Fit to data, then transform it.

Fits transformer to X and y with optional parameters fit_params and returns a transformed version of X.

Parameters:
Xarray-like of shape (n_samples, n_features)

Input samples.

yarray-like of shape (n_samples,) or (n_samples, n_outputs), default=None

Target values (None for unsupervised transformations).

**fit_paramsdict

Additional fit parameters.

Returns:
X_newndarray array of shape (n_samples, n_features_new)

Transformed array.

get_feature_names_in() List[str]

Returns the names of all input columns present when fitting. These columns are necessary for the transform step.

get_feature_names_out() List[str]

Returns the names of all transformed / added columns.

Returns:
feature_names: list

A list with all feature names transformed or added. Note: potentially dropped features (because the feature is constant/invariant) are not included!

get_params(deep=True)

Get parameters for this estimator.

Parameters:
deepbool, default=True

If True, will return the parameters for this estimator and contained subobjects that are estimators.

Returns:
paramsdict

Parameter names mapped to their values.

static hashing_trick(X_in, hashing_method='md5', N=2, cols=None, make_copy=False)[source]

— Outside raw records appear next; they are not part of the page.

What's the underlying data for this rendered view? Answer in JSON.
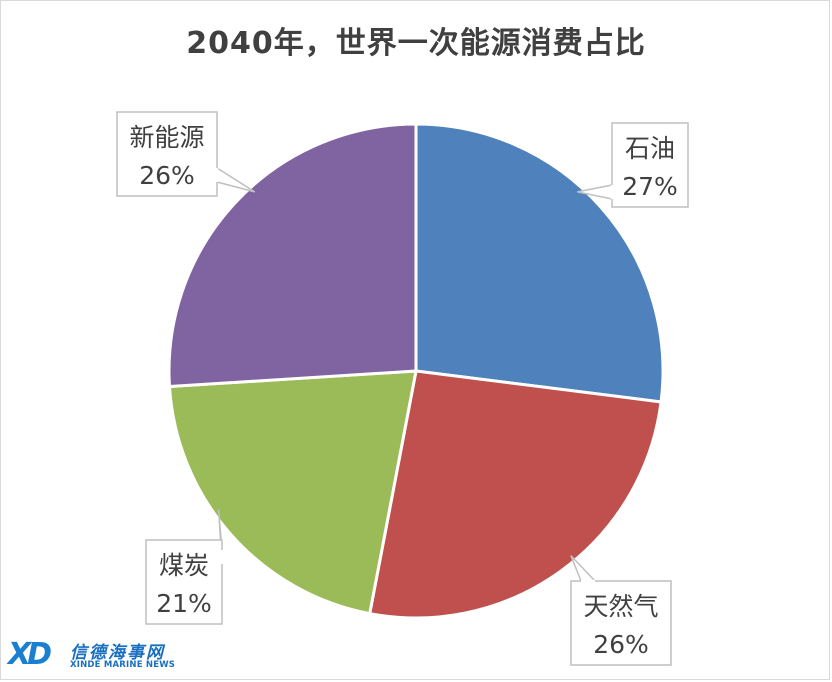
{
  "chart_data": {
    "type": "pie",
    "title": "2040年，世界一次能源消费占比",
    "slices": [
      {
        "label": "石油",
        "value": 27,
        "value_label": "27%",
        "color": "#4f81bd"
      },
      {
        "label": "天然气",
        "value": 26,
        "value_label": "26%",
        "color": "#c0504d"
      },
      {
        "label": "煤炭",
        "value": 21,
        "value_label": "21%",
        "color": "#9bbb59"
      },
      {
        "label": "新能源",
        "value": 26,
        "value_label": "26%",
        "color": "#8064a2"
      }
    ],
    "start_angle": "12 o'clock",
    "direction": "clockwise",
    "legend": "none",
    "data_labels": "callouts"
  },
  "watermark": {
    "mark": "XD",
    "name_cn": "信德海事网",
    "name_en": "XINDE MARINE NEWS"
  }
}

A basic hashing implementation with configurable dimensionality/precision

Performs the hashing trick on a pandas dataframe, X, using the hashing method from hashlib identified by hashing_method. The number of output dimensions (N), and columns to hash (cols) are also configurable.

Parameters:
X_in: pandas dataframe

description text

hashing_method: string, optional

description text

N: int, optional

description text

cols: list, optional

description text

make_copy: bool, optional

description text

Returns:
outdataframe

A hashing encoded dataframe.

References

Cite the relevant literature, e.g. [R6b702480991a-1]. You may also cite these references in the notes section above. .. [R6b702480991a-1] Kilian Weinberger; Anirban Dasgupta; John Langford; Alex Smola; Josh Attenberg (2009). Feature Hashing for Large Scale Multitask Learning. Proc. ICML.

set_output(*, transform=None)

Set output container.

See sphx_glr_auto_examples_miscellaneous_plot_set_output.py for an example on how to use the API.

Parameters:
transform{“default”, “pandas”}, default=None

Configure output of transform and fit_transform.

  • “default”: Default output format of a transformer

  • “pandas”: DataFrame output

  • None: Transform configuration is unchanged

Returns:
selfestimator instance

Estimator instance.

set_params(**params)

Set the parameters of this estimator.

The method works on simple estimators as well as on nested objects (such as Pipeline). The latter have parameters of the form <component>__<parameter> so that it’s possible to update each component of a nested object.

Parameters:
**paramsdict

Estimator parameters.

Returns:
selfestimator instance

Estimator instance.

transform(X, override_return_df=False)

Perform the transformation to new categorical data.

Parameters:
Xarray-like, shape = [n_samples, n_features]
override_return_dfbool

override self.return_df to force to return a data frame

Returns:
parray or DataFrame, shape = [n_samples, n_features_out]

Transformed values with encoding applied.